Stocks slipped and Treasury yields rose sharply on Friday after the release of a stronger-than-expected jobs report, signaling that markets may have to wait longer for interest rate cuts from the Federal Reserve.
The S&P 500 fell 0.1% to 5,346.99, capping off a strong week that saw the benchmark index rise 1.3%. The Nasdaq composite slipped 0.2% to 38,798.99, while the Dow Jones Industrial Average fell 0.2% to 38,798.99. Smaller company stocks fared even worse, with the Russell 2000 falling 1.1%.
U.S. employers added 272,000 jobs in May, surpassing economists’ expectations and suggesting continued strength in the job market. However, the report also showed a rise in the unemployment rate for the second consecutive month, adding complexity to the Federal Reserve’s decision-making on interest rates.

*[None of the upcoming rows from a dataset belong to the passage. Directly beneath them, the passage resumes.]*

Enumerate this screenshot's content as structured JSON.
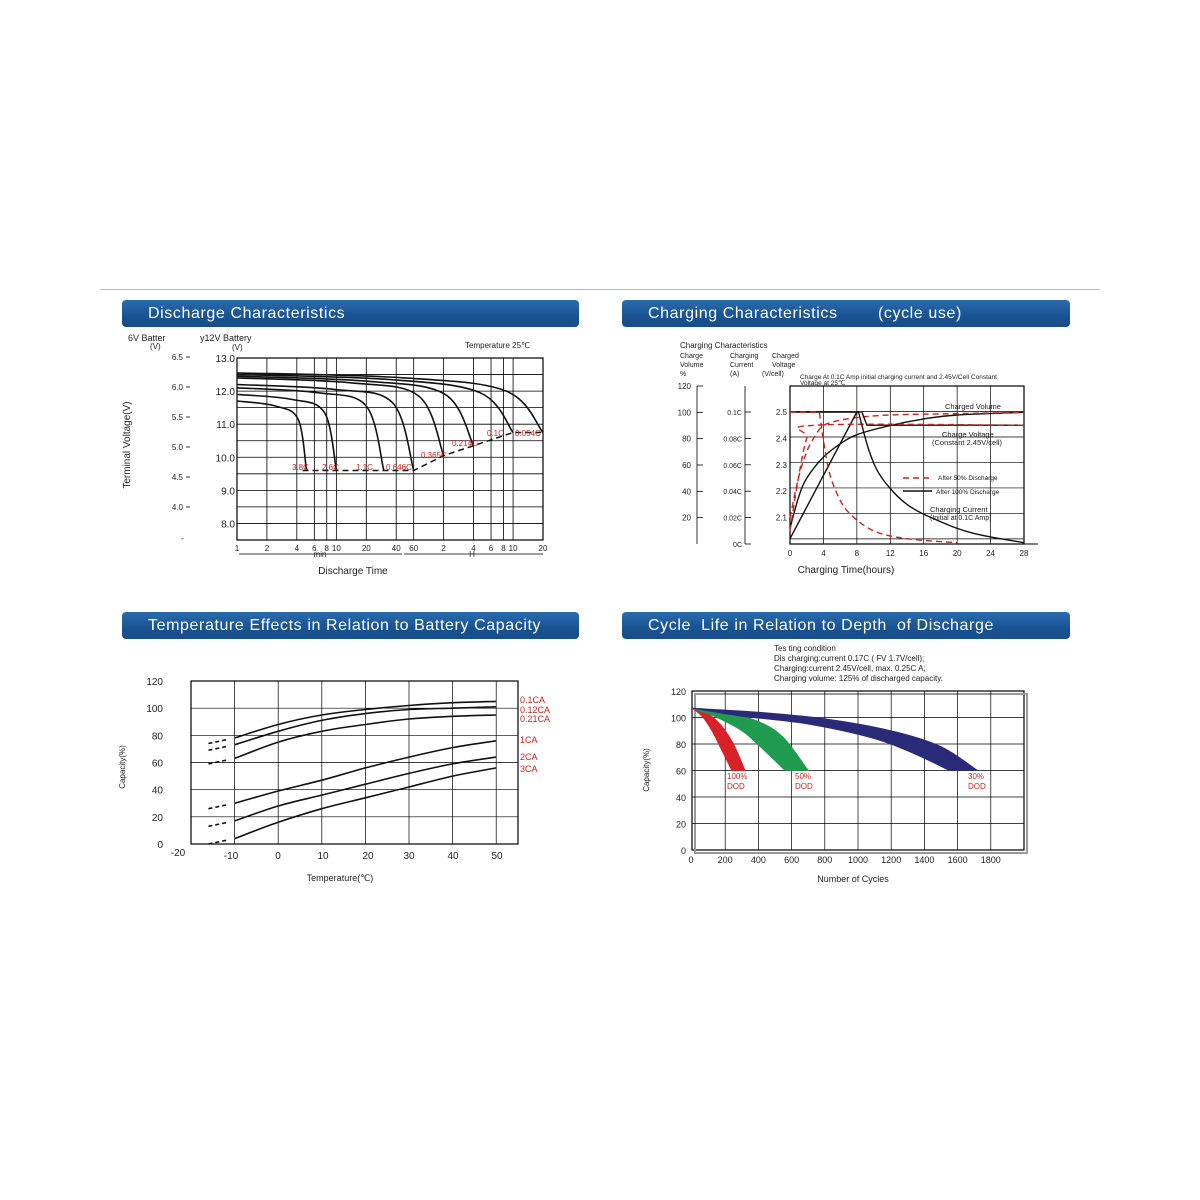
{
  "colors": {
    "header_bg": "#1a5494",
    "grid": "#000000",
    "label_red": "#c8241c",
    "curve": "#111111",
    "dod100": "#d8222a",
    "dod50": "#1f9a4e",
    "dod30": "#2a2a78"
  },
  "headers": {
    "discharge": "Discharge Characteristics",
    "charging": "Charging Characteristics        (cycle use)",
    "temperature": "Temperature Effects in Relation to Battery Capacity",
    "cycle": "Cycle  Life in Relation to Depth  of Discharge"
  },
  "chart_data": [
    {
      "id": "discharge",
      "type": "line",
      "title": "Discharge Characteristics",
      "ylabel": "Terminal Voltage(V)",
      "xlabel": "Discharge Time",
      "axis6_title": "6V Batter",
      "axis6_unit": "(V)",
      "axis12_title": "y12V Battery",
      "axis12_unit": "(V)",
      "note": "Temperature 25℃",
      "y6_ticks": [
        "6.5",
        "6.0",
        "5.5",
        "5.0",
        "4.5",
        "4.0"
      ],
      "y12_ticks": [
        "13.0",
        "12.0",
        "11.0",
        "10.0",
        "9.0",
        "8.0"
      ],
      "ylim": [
        7.5,
        13.0
      ],
      "x_ticks": [
        "1",
        "2",
        "4",
        "6",
        "8",
        "10",
        "20",
        "40",
        "60",
        "2",
        "4",
        "6",
        "8",
        "10",
        "20"
      ],
      "x_units": [
        "min",
        "H"
      ],
      "series": [
        {
          "name": "3.8C",
          "end_time_min": 5,
          "start_v": 11.7,
          "end_v": 9.6
        },
        {
          "name": "2.6C",
          "end_time_min": 10,
          "start_v": 11.9,
          "end_v": 9.6
        },
        {
          "name": "1.1C",
          "end_time_min": 30,
          "start_v": 12.1,
          "end_v": 9.6
        },
        {
          "name": "0.646C",
          "end_time_min": 60,
          "start_v": 12.2,
          "end_v": 9.6
        },
        {
          "name": "0.365C",
          "end_time_min": 120,
          "start_v": 12.4,
          "end_v": 10.05
        },
        {
          "name": "0.214C",
          "end_time_min": 240,
          "start_v": 12.45,
          "end_v": 10.35
        },
        {
          "name": "0.1C",
          "end_time_min": 600,
          "start_v": 12.5,
          "end_v": 10.75
        },
        {
          "name": "0.054C",
          "end_time_min": 1200,
          "start_v": 12.55,
          "end_v": 10.75
        }
      ]
    },
    {
      "id": "charging",
      "type": "line",
      "title": "Charging Characteristics (cycle use)",
      "xlabel": "Charging Time(hours)",
      "col_title": "Charging Characteristics",
      "col1": [
        "Charge",
        "Volume",
        "%"
      ],
      "col2": [
        "Charging",
        "Current",
        "(A)"
      ],
      "col3": [
        "Charged",
        "Voltage",
        "(V/cell)"
      ],
      "note1": "Charge At 0.1C Amp initial charging current and 2.45V/Cell Constant",
      "note2": "Voltage  at 25℃",
      "volume_ticks": [
        "120",
        "100",
        "80",
        "60",
        "40",
        "20"
      ],
      "current_ticks": [
        "0.1C",
        "0.08C",
        "0.06C",
        "0.04C",
        "0.02C",
        "0C"
      ],
      "voltage_ticks": [
        "2.5",
        "2.4",
        "2.3",
        "2.2",
        "2.1"
      ],
      "x": [
        0,
        4,
        8,
        12,
        16,
        20,
        24,
        28
      ],
      "xlim": [
        0,
        28
      ],
      "legend": {
        "dashed": "After 50% Discharge",
        "solid": "After 100% Discharge"
      },
      "labels": {
        "volume": "Charged Volume",
        "voltage1": "Charge Voltage",
        "voltage2": "(Constant 2.45V/cell)",
        "current1": "Charging Current",
        "current2": "(Initial at 0.1C Amp)"
      },
      "series": [
        {
          "name": "Charged Volume (100%)",
          "points": [
            [
              0,
              0.12
            ],
            [
              1,
              0.35
            ],
            [
              2,
              0.5
            ],
            [
              4,
              0.66
            ],
            [
              6,
              0.76
            ],
            [
              8,
              0.83
            ],
            [
              12,
              0.9
            ],
            [
              16,
              0.95
            ],
            [
              20,
              0.98
            ],
            [
              28,
              1.0
            ]
          ]
        },
        {
          "name": "Charged Volume (50%)",
          "points": [
            [
              0,
              0.2
            ],
            [
              1,
              0.5
            ],
            [
              2,
              0.7
            ],
            [
              3,
              0.82
            ],
            [
              4,
              0.9
            ],
            [
              6,
              0.94
            ],
            [
              8,
              0.96
            ],
            [
              12,
              0.98
            ],
            [
              20,
              0.99
            ],
            [
              28,
              1.0
            ]
          ]
        },
        {
          "name": "Charge Voltage (100%)",
          "points": [
            [
              0,
              2.02
            ],
            [
              8,
              2.5
            ],
            [
              8.6,
              2.5
            ],
            [
              9.2,
              2.45
            ],
            [
              28,
              2.45
            ]
          ]
        },
        {
          "name": "Charge Voltage (50%)",
          "points": [
            [
              0,
              2.05
            ],
            [
              1,
              2.25
            ],
            [
              2,
              2.4
            ],
            [
              3,
              2.45
            ],
            [
              28,
              2.45
            ]
          ]
        },
        {
          "name": "Charging Current (100%)",
          "points": [
            [
              0,
              0.1
            ],
            [
              8.2,
              0.1
            ],
            [
              9.5,
              0.07
            ],
            [
              11,
              0.05
            ],
            [
              14,
              0.03
            ],
            [
              18,
              0.017
            ],
            [
              22,
              0.008
            ],
            [
              28,
              0.001
            ]
          ]
        },
        {
          "name": "Charging Current (50%)",
          "points": [
            [
              0,
              0.1
            ],
            [
              3.5,
              0.1
            ],
            [
              4.5,
              0.06
            ],
            [
              5.5,
              0.04
            ],
            [
              7,
              0.024
            ],
            [
              10,
              0.01
            ],
            [
              14,
              0.004
            ],
            [
              20,
              0.001
            ]
          ]
        }
      ]
    },
    {
      "id": "temperature",
      "type": "line",
      "title": "Temperature Effects in Relation to Battery Capacity",
      "xlabel": "Temperature(℃)",
      "ylabel": "Capacity(%)",
      "x_ticks": [
        "-20",
        "-10",
        "0",
        "10",
        "20",
        "30",
        "40",
        "50"
      ],
      "y_ticks": [
        "120",
        "100",
        "80",
        "60",
        "40",
        "20",
        "0"
      ],
      "xlim": [
        -20,
        55
      ],
      "ylim": [
        0,
        120
      ],
      "series": [
        {
          "name": "0.1CA",
          "points": [
            [
              -10,
              78
            ],
            [
              0,
              88
            ],
            [
              10,
              95
            ],
            [
              20,
              99
            ],
            [
              30,
              102
            ],
            [
              40,
              104
            ],
            [
              50,
              105
            ]
          ]
        },
        {
          "name": "0.12CA",
          "points": [
            [
              -10,
              73
            ],
            [
              0,
              83
            ],
            [
              10,
              91
            ],
            [
              20,
              96
            ],
            [
              30,
              99
            ],
            [
              40,
              100
            ],
            [
              50,
              101
            ]
          ]
        },
        {
          "name": "0.21CA",
          "points": [
            [
              -10,
              63
            ],
            [
              0,
              75
            ],
            [
              10,
              83
            ],
            [
              20,
              88
            ],
            [
              30,
              92
            ],
            [
              40,
              94
            ],
            [
              50,
              95
            ]
          ]
        },
        {
          "name": "1CA",
          "points": [
            [
              -10,
              30
            ],
            [
              0,
              39
            ],
            [
              10,
              47
            ],
            [
              20,
              56
            ],
            [
              30,
              64
            ],
            [
              40,
              71
            ],
            [
              50,
              76
            ]
          ]
        },
        {
          "name": "2CA",
          "points": [
            [
              -10,
              17
            ],
            [
              0,
              28
            ],
            [
              10,
              36
            ],
            [
              20,
              44
            ],
            [
              30,
              52
            ],
            [
              40,
              59
            ],
            [
              50,
              64
            ]
          ]
        },
        {
          "name": "3CA",
          "points": [
            [
              -10,
              4
            ],
            [
              0,
              16
            ],
            [
              10,
              26
            ],
            [
              20,
              34
            ],
            [
              30,
              42
            ],
            [
              40,
              50
            ],
            [
              50,
              56
            ]
          ]
        }
      ]
    },
    {
      "id": "cycle",
      "type": "area",
      "title": "Cycle Life in Relation to Depth of Discharge",
      "xlabel": "Number of Cycles",
      "ylabel": "Capacity(%)",
      "test_title": "Tes ting condition",
      "test_lines": [
        "Dis charging:current 0.17C ( FV  1.7V/cell);",
        "Charging:current 2.45V/cell, max. 0.25C A;",
        "Charging volume: 125% of discharged capacity."
      ],
      "x_ticks": [
        "0",
        "200",
        "400",
        "600",
        "800",
        "1000",
        "1200",
        "1400",
        "1600",
        "1800"
      ],
      "y_ticks": [
        "120",
        "100",
        "80",
        "60",
        "40",
        "20",
        "0"
      ],
      "xlim": [
        0,
        2000
      ],
      "ylim": [
        0,
        120
      ],
      "series": [
        {
          "name": "100% DOD",
          "label1": "100%",
          "label2": "DOD",
          "upper": [
            [
              0,
              107
            ],
            [
              80,
              104
            ],
            [
              170,
              95
            ],
            [
              250,
              80
            ],
            [
              320,
              60
            ]
          ],
          "lower": [
            [
              0,
              107
            ],
            [
              60,
              101
            ],
            [
              120,
              90
            ],
            [
              180,
              75
            ],
            [
              240,
              60
            ]
          ]
        },
        {
          "name": "50% DOD",
          "label1": "50%",
          "label2": "DOD",
          "upper": [
            [
              0,
              107
            ],
            [
              200,
              104
            ],
            [
              400,
              97
            ],
            [
              550,
              85
            ],
            [
              700,
              60
            ]
          ],
          "lower": [
            [
              0,
              107
            ],
            [
              150,
              100
            ],
            [
              300,
              90
            ],
            [
              420,
              77
            ],
            [
              560,
              60
            ]
          ]
        },
        {
          "name": "30% DOD",
          "label1": "30%",
          "label2": "DOD",
          "upper": [
            [
              0,
              107
            ],
            [
              400,
              104
            ],
            [
              800,
              99
            ],
            [
              1200,
              90
            ],
            [
              1500,
              78
            ],
            [
              1720,
              60
            ]
          ],
          "lower": [
            [
              0,
              107
            ],
            [
              300,
              101
            ],
            [
              700,
              95
            ],
            [
              1100,
              84
            ],
            [
              1350,
              72
            ],
            [
              1550,
              60
            ]
          ]
        }
      ]
    }
  ]
}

The yield on the 10-year Treasury jumped to 4.43% following the jobs report, while the two-year yield, which tracks expectations for the Fed, rose to 4.89%. Wall Street is hoping for at least one rate cut from the Fed before the end of the year, but the strong jobs market and signs of inflation pressure may delay those cuts.
Economic data earlier in the week hinted at a potential slowdown in the economy, with reports showing manufacturing contraction, weaker worker productivity, and declining job openings. However, gains in chip companies focused on artificial intelligence technology helped push the market to record highs throughout the week.
Investors will be closely watching next week’s updates on wholesale and consumer prices to get a clearer view of inflation’s trajectory. Fed officials are expected to hold interest rates steady at their upcoming meeting, with investors scaling back bets on a rate cut in July following the jobs report.
Retail earnings have also been in focus, with reports showing that consumers are cutting back on non-essential items due to stubborn inflation. GameStop, the video game retailer caught up in the meme stock craze, saw its shares slump 39.4% after reporting another quarterly loss and announcing plans to sell up to 75 million more shares.